Part III: He's Back? I Thought He was Dead!
It was dark and Phil was scared out of his feathers. He was trapped in a small confined space and he didn't know where he was. He was screaming at the top of his lungs, yet no one could hear him. He tried moving his wings around, but he couldn't make anything - anything at all - move. He even tried making the traditional chicken sound, bock-bock, but nobody could hear that, either.
Suddenly, he heard a sound to break the seemingly unending silence. It was the sound of digging-digging of a grave. Phil now knew where he was. He was in a chicken-sized coffin! Phil gathered his strength and pushed as hard as he could on the lid of the coffin.

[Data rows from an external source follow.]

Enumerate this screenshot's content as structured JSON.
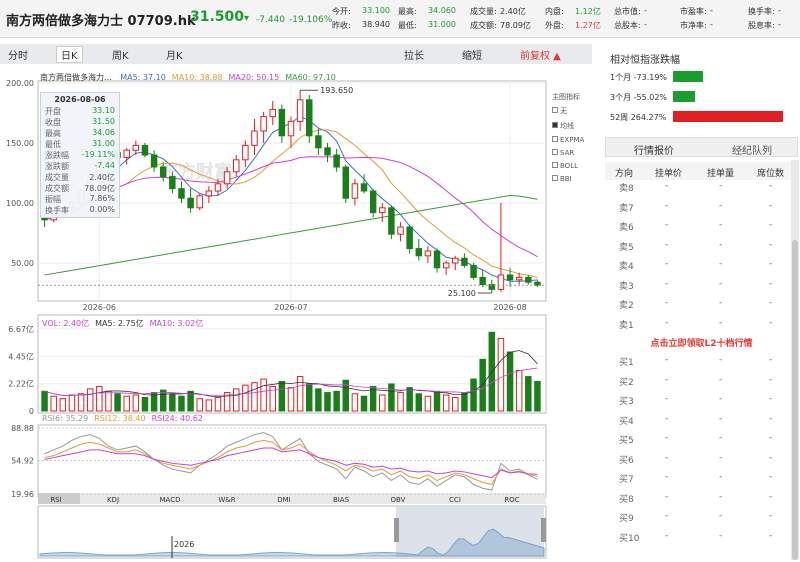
{
  "header": {
    "stock_name": "南方两倍做多海力士",
    "code": "07709.hk",
    "price": "31.500",
    "arrow": "▾",
    "change": "-7.440",
    "change_pct": "-19.106%",
    "fields": [
      {
        "label": "今开:",
        "value": "33.100",
        "color": "#1a9d2e"
      },
      {
        "label": "昨收:",
        "value": "38.940",
        "color": "#333333"
      },
      {
        "label": "最高:",
        "value": "34.060",
        "color": "#1a9d2e"
      },
      {
        "label": "最低:",
        "value": "31.000",
        "color": "#1a9d2e"
      },
      {
        "label": "成交量:",
        "value": "2.40亿",
        "color": "#333333"
      },
      {
        "label": "成交额:",
        "value": "78.09亿",
        "color": "#333333"
      },
      {
        "label": "内盘:",
        "value": "1.12亿",
        "color": "#1a9d2e"
      },
      {
        "label": "外盘:",
        "value": "1.27亿",
        "color": "#e53935"
      },
      {
        "label": "总市值:",
        "value": "-",
        "color": "#333333"
      },
      {
        "label": "总股本:",
        "value": "-",
        "color": "#333333"
      },
      {
        "label": "市盈率:",
        "value": "-",
        "color": "#333333"
      },
      {
        "label": "市净率:",
        "value": "-",
        "color": "#333333"
      },
      {
        "label": "换手率:",
        "value": "-",
        "color": "#333333"
      },
      {
        "label": "股息率:",
        "value": "-",
        "color": "#333333"
      }
    ]
  },
  "toolbar": {
    "periods": [
      "分时",
      "日K",
      "周K",
      "月K"
    ],
    "active": "日K",
    "actions": [
      "拉长",
      "缩短",
      "前复权 ▲"
    ]
  },
  "chart_info": {
    "name_short": "南方两倍做多海力...",
    "ma": [
      {
        "label": "MA5: 37.10",
        "color": "#3a6fd8"
      },
      {
        "label": "MA10: 38.88",
        "color": "#e59a2e"
      },
      {
        "label": "MA20: 50.15",
        "color": "#d13fd1"
      },
      {
        "label": "MA60: 97.10",
        "color": "#3a9a3a"
      }
    ],
    "y_ticks": [
      "200.00",
      "150.00",
      "100.00",
      "50.00"
    ],
    "x_ticks": [
      "2026-06",
      "2026-07",
      "2026-08"
    ],
    "high_label": "193.650",
    "low_label": "25.100",
    "watermark": "东方财富"
  },
  "tooltip": {
    "date": "2026-08-06",
    "rows": [
      {
        "label": "开盘",
        "value": "33.10",
        "color": "#1a9d2e"
      },
      {
        "label": "收盘",
        "value": "31.50",
        "color": "#1a9d2e"
      },
      {
        "label": "最高",
        "value": "34.06",
        "color": "#1a9d2e"
      },
      {
        "label": "最低",
        "value": "31.00",
        "color": "#1a9d2e"
      },
      {
        "label": "涨跌幅",
        "value": "-19.11%",
        "color": "#1a9d2e"
      },
      {
        "label": "涨跌额",
        "value": "-7.44",
        "color": "#1a9d2e"
      },
      {
        "label": "成交量",
        "value": "2.40亿",
        "color": "#555555"
      },
      {
        "label": "成交额",
        "value": "78.09亿",
        "color": "#555555"
      },
      {
        "label": "振幅",
        "value": "7.86%",
        "color": "#555555"
      },
      {
        "label": "换手率",
        "value": "0.00%",
        "color": "#555555"
      }
    ]
  },
  "indicator_panel": {
    "title": "主图指标",
    "options": [
      "无",
      "均线",
      "EXPMA",
      "SAR",
      "BOLL",
      "BBI"
    ],
    "selected": "均线"
  },
  "volume": {
    "labels": [
      {
        "label": "VOL: 2.40亿",
        "color": "#d13fd1"
      },
      {
        "label": "MA5: 2.75亿",
        "color": "#333333"
      },
      {
        "label": "MA10: 3.02亿",
        "color": "#d13fd1"
      }
    ],
    "y_ticks": [
      "6.67亿",
      "4.45亿",
      "2.22亿",
      "0"
    ]
  },
  "rsi": {
    "labels": [
      {
        "label": "RSI6: 35.29",
        "color": "#999999"
      },
      {
        "label": "RSI12: 38.40",
        "color": "#e59a2e"
      },
      {
        "label": "RSI24: 40.62",
        "color": "#d13fd1"
      }
    ],
    "y_ticks": [
      "88.88",
      "54.92",
      "19.96"
    ]
  },
  "indicator_tabs": [
    "RSI",
    "KDJ",
    "MACD",
    "W&R",
    "DMI",
    "BIAS",
    "OBV",
    "CCI",
    "ROC"
  ],
  "navigator": {
    "year_label": "2026"
  },
  "perf": {
    "title": "相对恒指涨跌幅",
    "rows": [
      {
        "label": "1个月 -73.19%",
        "color": "#1a9d2e"
      },
      {
        "label": "3个月 -55.02%",
        "color": "#1a9d2e"
      },
      {
        "label": "52周 264.27%",
        "color": "#e02020"
      }
    ]
  },
  "orderbook": {
    "tabs": [
      "行情报价",
      "经纪队列"
    ],
    "headers": [
      "方向",
      "挂单价",
      "挂单量",
      "席位数"
    ],
    "sells": [
      "卖8",
      "卖7",
      "卖6",
      "卖5",
      "卖4",
      "卖3",
      "卖2",
      "卖1"
    ],
    "notice": "点击立即领取L2十档行情",
    "buys": [
      "买1",
      "买2",
      "买3",
      "买4",
      "买5",
      "买6",
      "买7",
      "买8",
      "买9",
      "买10"
    ],
    "placeholder": "-"
  },
  "chart_data": {
    "type": "candlestick",
    "x_axis": [
      "2026-06",
      "2026-07",
      "2026-08"
    ],
    "ylim": [
      20,
      200
    ],
    "candles": [
      [
        88,
        95,
        80,
        86
      ],
      [
        86,
        92,
        84,
        90
      ],
      [
        90,
        96,
        88,
        94
      ],
      [
        96,
        104,
        92,
        100
      ],
      [
        100,
        112,
        96,
        110
      ],
      [
        110,
        126,
        106,
        120
      ],
      [
        120,
        140,
        112,
        136
      ],
      [
        136,
        148,
        130,
        142
      ],
      [
        142,
        150,
        134,
        138
      ],
      [
        138,
        146,
        132,
        144
      ],
      [
        144,
        152,
        140,
        148
      ],
      [
        148,
        150,
        138,
        140
      ],
      [
        140,
        144,
        126,
        130
      ],
      [
        130,
        134,
        118,
        122
      ],
      [
        122,
        126,
        108,
        112
      ],
      [
        112,
        118,
        100,
        104
      ],
      [
        104,
        112,
        92,
        96
      ],
      [
        96,
        108,
        94,
        106
      ],
      [
        106,
        114,
        100,
        110
      ],
      [
        110,
        120,
        106,
        116
      ],
      [
        116,
        130,
        112,
        126
      ],
      [
        126,
        140,
        122,
        136
      ],
      [
        136,
        152,
        130,
        148
      ],
      [
        148,
        170,
        140,
        160
      ],
      [
        160,
        176,
        150,
        172
      ],
      [
        172,
        185,
        165,
        178
      ],
      [
        178,
        182,
        150,
        156
      ],
      [
        156,
        172,
        146,
        168
      ],
      [
        168,
        194,
        160,
        186
      ],
      [
        186,
        190,
        150,
        156
      ],
      [
        156,
        162,
        140,
        146
      ],
      [
        146,
        150,
        134,
        140
      ],
      [
        140,
        145,
        126,
        130
      ],
      [
        130,
        132,
        100,
        104
      ],
      [
        104,
        120,
        98,
        116
      ],
      [
        116,
        124,
        108,
        110
      ],
      [
        110,
        112,
        88,
        92
      ],
      [
        92,
        100,
        84,
        96
      ],
      [
        96,
        98,
        70,
        74
      ],
      [
        74,
        84,
        68,
        80
      ],
      [
        80,
        82,
        58,
        62
      ],
      [
        62,
        70,
        52,
        56
      ],
      [
        56,
        64,
        50,
        60
      ],
      [
        60,
        62,
        42,
        46
      ],
      [
        46,
        52,
        40,
        50
      ],
      [
        50,
        56,
        44,
        54
      ],
      [
        54,
        58,
        46,
        48
      ],
      [
        48,
        50,
        36,
        38
      ],
      [
        38,
        44,
        30,
        32
      ],
      [
        32,
        36,
        25,
        28
      ],
      [
        28,
        100,
        26,
        40
      ],
      [
        40,
        46,
        30,
        36
      ],
      [
        36,
        42,
        32,
        38
      ],
      [
        38,
        40,
        32,
        34
      ],
      [
        34,
        36,
        30,
        31.5
      ]
    ],
    "volumes": [
      1.6,
      1.2,
      1.0,
      1.3,
      1.4,
      1.8,
      2.0,
      1.6,
      1.4,
      1.2,
      1.3,
      1.1,
      1.5,
      1.7,
      1.4,
      1.2,
      1.6,
      1.0,
      0.9,
      1.1,
      1.5,
      1.8,
      2.1,
      2.3,
      2.6,
      2.0,
      2.4,
      1.9,
      2.8,
      2.2,
      1.8,
      1.5,
      1.6,
      2.5,
      1.4,
      1.2,
      2.0,
      1.3,
      2.2,
      1.5,
      1.9,
      1.4,
      1.2,
      1.6,
      1.3,
      1.1,
      1.5,
      2.6,
      4.2,
      6.4,
      5.9,
      4.8,
      3.3,
      2.8,
      2.4
    ],
    "rsi6": [
      62,
      66,
      70,
      76,
      80,
      82,
      78,
      70,
      66,
      68,
      70,
      64,
      56,
      50,
      46,
      44,
      42,
      50,
      56,
      62,
      70,
      74,
      78,
      82,
      84,
      80,
      66,
      72,
      78,
      62,
      54,
      50,
      46,
      36,
      48,
      44,
      38,
      42,
      34,
      40,
      32,
      30,
      36,
      28,
      34,
      40,
      38,
      30,
      26,
      24,
      52,
      44,
      46,
      40,
      35.29
    ],
    "rsi12": [
      58,
      60,
      64,
      68,
      72,
      74,
      72,
      68,
      64,
      64,
      66,
      62,
      56,
      52,
      50,
      48,
      46,
      50,
      54,
      58,
      64,
      68,
      70,
      74,
      76,
      74,
      66,
      68,
      72,
      64,
      58,
      54,
      50,
      44,
      50,
      48,
      44,
      46,
      40,
      44,
      38,
      36,
      40,
      34,
      38,
      42,
      40,
      36,
      32,
      30,
      46,
      42,
      44,
      40,
      38.4
    ],
    "rsi24": [
      56,
      58,
      60,
      62,
      64,
      66,
      66,
      64,
      62,
      62,
      62,
      60,
      56,
      54,
      52,
      51,
      50,
      52,
      54,
      56,
      60,
      62,
      64,
      66,
      68,
      68,
      64,
      65,
      66,
      62,
      58,
      56,
      54,
      50,
      52,
      51,
      48,
      49,
      46,
      47,
      44,
      43,
      44,
      41,
      42,
      44,
      43,
      41,
      39,
      37,
      45,
      42,
      43,
      41,
      40.62
    ]
  }
}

Finally, he was able to push open the lid. With a cry of "Thank Bob I'm Free!" he jumped out of the vastly under-sized coffin and scared the fur and feathers off all of the collected animals.
"Wha..." I thought you were dead, Phil! Are you a ghost?" said Tom, the disabled alien from upstate New Jersey.
"What are you talkin' about? asked Phil. "I was just sleeping!"
Then, Phil asked, "Now, I got a question. Did I make it across?" As Phil should have guessed, there was a big collective "NO!" from the congregated animals. This puzzled Phil because he knew he was on the opposite side of the road from where he had started. Phil decided to voice his thoughts. "If I didn't make it across, then how come I'm standing here right now?"
"He may be a daredevil, but he certainly isn't that bright. His head's like an egg, and the yolk is the size of his brain," muttered Phil, the other disabled alien from upstate New Jersey.
Tom said, "Dude. Phil, you were run over by that haunted "The End of Your Days" funeral car. We had to carry your pretty much lifeless body from there to here. I suggested asking that stupid funeral car to do it, but most of the others didn't think that would be right. Don't you remember anything?"
"All I remember is getting about half way across the road then falling asleep because I was tired," said Phil.
Then Phil was struck with an idea. He ran to where a podium for speaking was set up. He spoke into the microphone like he wanted the whole world to hear. "Attention barn animals and disabled aliens from New Jersey! There is something I would like to say! As you well know, I attempted and, I guess, failed at crossing the road. I have just decided that, in 48 hours, I will try to cross the road again. I will also take the time to thank the Great Bob for freeing me from that claustrophobic coffin! Thank You, my furry and feathered friends, for supporting me. Now, I've got to get ready."